A back-dated post this time. I was away canoeing and swimming around the time this duck count was made, but it marks the last day at NOCS for Lisa, my officemate and fellow duck-counter.
Lisa came to Southampton with my current boss, Andreas, and completed her doctorate here on the planktonic iron cycle. While one can always read up on a subject from the literature, nothing beats getting a primer directly from someone who's worked on it, and Lisa was my iron contact. She developed a model for this elemental cycle that incorporated several key (if arcane) pools that interacted with (or snubbed) the normal biological components of plankton ecosystem models (AKA my bread and butter). Among other things, this model even included extremely short time-scale events such as photochemical effects.
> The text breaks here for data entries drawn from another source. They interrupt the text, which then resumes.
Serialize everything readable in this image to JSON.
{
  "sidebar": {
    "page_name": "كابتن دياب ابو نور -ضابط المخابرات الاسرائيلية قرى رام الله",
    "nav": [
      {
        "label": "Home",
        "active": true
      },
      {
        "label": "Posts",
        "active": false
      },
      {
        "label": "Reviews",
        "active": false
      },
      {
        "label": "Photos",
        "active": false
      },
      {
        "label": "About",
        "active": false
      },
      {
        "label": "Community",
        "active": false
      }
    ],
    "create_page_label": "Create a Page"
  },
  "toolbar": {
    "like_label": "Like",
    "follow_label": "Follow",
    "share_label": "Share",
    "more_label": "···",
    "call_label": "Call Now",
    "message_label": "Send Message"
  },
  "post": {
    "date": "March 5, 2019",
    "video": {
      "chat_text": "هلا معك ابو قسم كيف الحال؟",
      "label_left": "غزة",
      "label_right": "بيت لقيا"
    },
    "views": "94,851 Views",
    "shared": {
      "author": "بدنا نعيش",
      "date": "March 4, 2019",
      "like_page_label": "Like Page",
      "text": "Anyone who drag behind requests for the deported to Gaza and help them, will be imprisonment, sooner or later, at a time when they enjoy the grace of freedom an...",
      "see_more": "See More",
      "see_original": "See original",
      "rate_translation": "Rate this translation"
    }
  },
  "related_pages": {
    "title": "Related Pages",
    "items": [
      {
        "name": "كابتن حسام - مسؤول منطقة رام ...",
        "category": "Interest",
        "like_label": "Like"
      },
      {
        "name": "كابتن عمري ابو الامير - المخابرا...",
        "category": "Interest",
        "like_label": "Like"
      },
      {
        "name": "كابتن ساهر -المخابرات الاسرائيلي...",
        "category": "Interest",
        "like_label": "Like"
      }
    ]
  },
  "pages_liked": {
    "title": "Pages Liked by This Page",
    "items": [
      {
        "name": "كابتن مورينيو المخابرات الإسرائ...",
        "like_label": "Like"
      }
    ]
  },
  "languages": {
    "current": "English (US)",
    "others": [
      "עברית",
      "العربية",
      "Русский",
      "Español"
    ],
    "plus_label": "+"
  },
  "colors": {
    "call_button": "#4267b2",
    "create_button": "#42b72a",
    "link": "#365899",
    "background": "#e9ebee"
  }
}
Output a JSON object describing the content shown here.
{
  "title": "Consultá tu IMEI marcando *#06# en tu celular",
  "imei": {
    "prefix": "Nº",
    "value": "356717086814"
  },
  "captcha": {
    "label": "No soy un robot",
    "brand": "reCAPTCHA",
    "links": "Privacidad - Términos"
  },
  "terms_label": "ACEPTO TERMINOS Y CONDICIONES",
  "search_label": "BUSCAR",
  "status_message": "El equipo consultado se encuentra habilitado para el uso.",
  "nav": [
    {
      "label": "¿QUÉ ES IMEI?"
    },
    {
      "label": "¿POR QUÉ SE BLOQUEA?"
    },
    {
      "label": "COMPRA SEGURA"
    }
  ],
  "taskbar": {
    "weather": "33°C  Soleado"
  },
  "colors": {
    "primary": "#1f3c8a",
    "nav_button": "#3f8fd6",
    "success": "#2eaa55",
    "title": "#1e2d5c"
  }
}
Lisa's good humoured antipathy towards the known unknowns of the iron cycle was a refreshing and wholly credible antidote to the proliferating array of confident (read "arrogant") iron cycle models clogging up the literature. While we're still quite ignorant about iron, we know enough to know that it's not a simple thing to bolt on to existing elemental cycle models. Or, rather, we should know enough - although there still appears to be plenty of researchers who'll ignore this to chase their favoured gravy train. Anyway, though I'd loosely known Lisa since her arrival at NOCS, sharing an office with her (or anyone for that matter - I'd been solo for 9 years) was something of an unknown quantity. As it turns out, we got on really well together, no doubt helped by our common interest in the engaging (not to mention tragic) antics of our quad's duck contingent. Already the office seems somewhat uncomfortably quiet. While Lisa's currently seeking work beyond the low-pay-no-future world of science research, a return to NOCS, albeit in a completely different role, is not out of the question.
Oh, for reference, all ducks present and correct.